CPAN上的XML模块可以分成三大类:对 XML 数据提供独特的接口(通常有关在XML实例和Perl数据之间的转换),实现某一标准XML API的模块,和对一些特定的XML相关任务进行简化的特殊用途模块。这个月我们先关注第一个,XML Perl专用接口。
<?xml version="1.0"?>
<camelids>
<species name="Camelus dromedarius">
<common-name>Dromedary, or Arabian Camel</common-name>
<physical-characteristics>
<mass>300 to 690 kg.</mass>
<appearance>
The dromedary camel is characterized by a long-curved
neck, deep-narrow chest, and a single hump.
...
</appearance>
</physical-characteristics>
<natural-history>
<food-habits>
The dromedary camel is an herbivore.
...
</food-habits>
<reproduction>
The dromedary camel has a lifespan of about 40-50 years
...
</reproduction>
<behavior>
With the exception of rutting males, dromedaries show
very little aggressive behavior.
...
</behavior>
<habitat>
The camels prefer desert conditions characterized by a
long dry season and a short rainy season.
...
</habitat>
</natural-history>
<conservation status="no special status">
<detail>
Since the dromedary camel is domesticated, the camel has
no special status in conservation.
</detail>
</conservation>
</species>
...
</camelids>
现在我们假设此完整文档(可从本月例子代码中获取)包含骆驼家族所有成员的全部信息,而不仅仅是上面的单峰骆驼信息。为了举例说明每一模块是如何从此文件中提取某一数据子集,我们将写一个很简短的脚本来处理camelids.xml文档和在STDOUT上输出我们找到的每一种类的普通名(common-name),拉丁名(用括号包起来),和当前保存状况。因此,处理完整个文档,每一个脚本的输出应该为如下结果: Bactrian Camel (Camelus bactrianus) endangered Dromedary, or Arabian Camel (Camelus dromedarius) no special status Llama (Lama glama) no special status Guanaco (Lama guanicoe) special concern Vicuna (Vicugna vicugna) endangered
Hash 如下:
my %camelid_links = (
one => { url => '
http://www.online.discovery.com/news/picture/may99/photo20.html',
description => 'Bactrian Camel in front of Great ' .
'Pyramids in Giza, Egypt.'},
two => { url => 'http://www.fotos-online.de/english/m/09/9532.htm',
description => 'Dromedary Camel illustrates the ' .
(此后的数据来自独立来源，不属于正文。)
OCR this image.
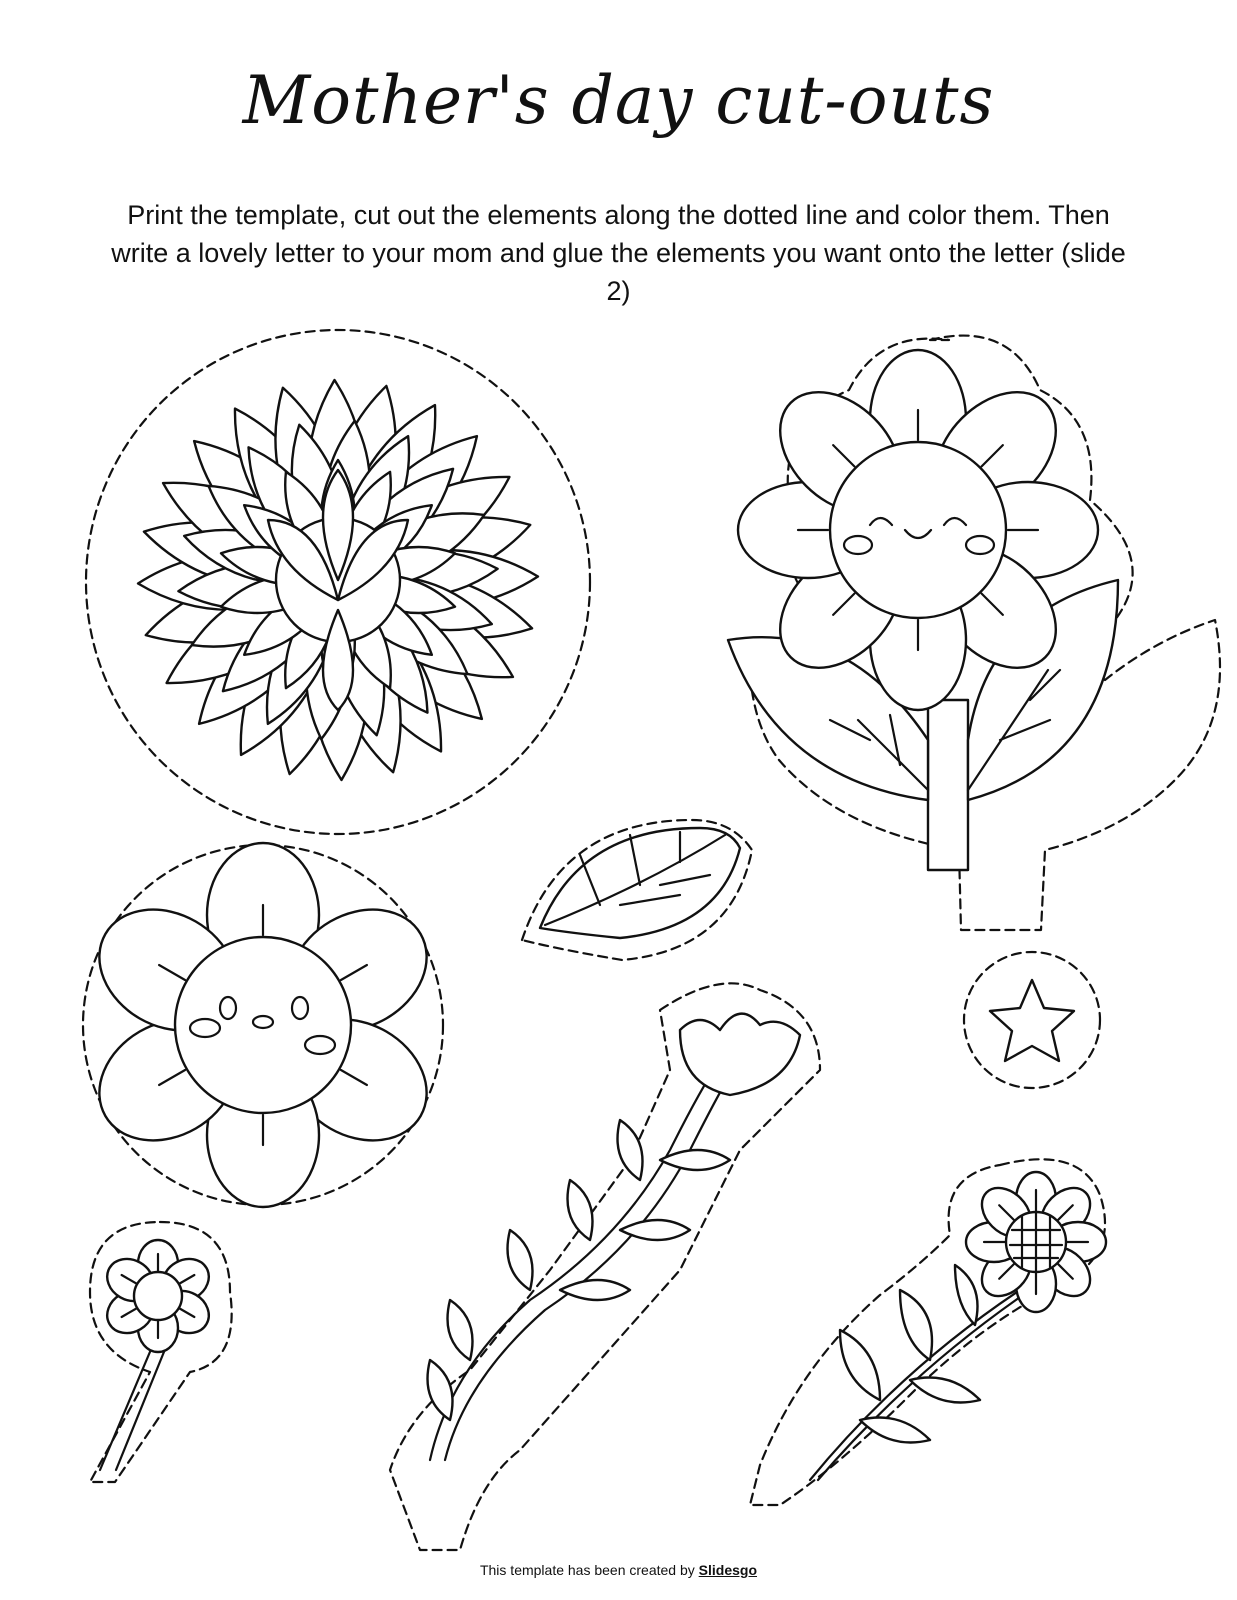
Mother's day cut-outs

Print the template, cut out the elements along the dotted line and color them. Then write a lovely letter to your mom and glue the elements you want onto the letter (slide 2)

This template has been created by Slidesgo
'importance of accessorizing.'},
three => { url => 'http://www.eskimo.com/~wallama/funny.htm',
description => 'Charlie - biography of a narcissistic llama.'},
four => { url => 'http://arrow.colorado.edu/travels/other/turkey.html',
description => 'A visual metaphor for the Perl5-porters ' .
'list?'},
five => { url => 'http://www.galaonline.org/pics.htm',
description => 'Many cool alpacas.'},
six => { url => 'http://www.thpf.de/suedamerikareise/galerie/vicunas.htm',
description => 'Wild Vicunas in a scenic landscape.'}
);
而我们所期望从hash中创建的文档例子为:
<?xml version="1.0">
<html>
<body>
<a href="http://www.eskimo.com/~wallama/funny.htm">Charlie -
biography of a narcissistic llama.</a>
<a href="http://www.online.discovery.com/news/picture/may99/photo20.html">Bactrian
Camel in front of Great Pyramids in Giza, Egypt.</a>
<a href="http://www.fotos-online.de/english/m/09/9532.htm">Dromedary
Camel illustrates the importance of accessorizing.</a>
<a href="http://www.galaonline.org/pics.htm">Many cool alpacas.</a>
<a href="http://arrow.colorado.edu/travels/other/turkey.html">A visual
metaphor for the Perl5-porters list?</a>
<a href="http://www.thpf.de/suedamerikareise/galerie/vicunas.htm">Wild
Vicunas in a scenic landscape.</a>
</body>
</html>
良好缩进的XML结果文件(如上面所显示的)对于阅读很重要,但这种良好的空格处理不是我们案例所要求的。我们所关心的是结果文档是结构良好的/well-formed和它正确地表现了hash里的数据。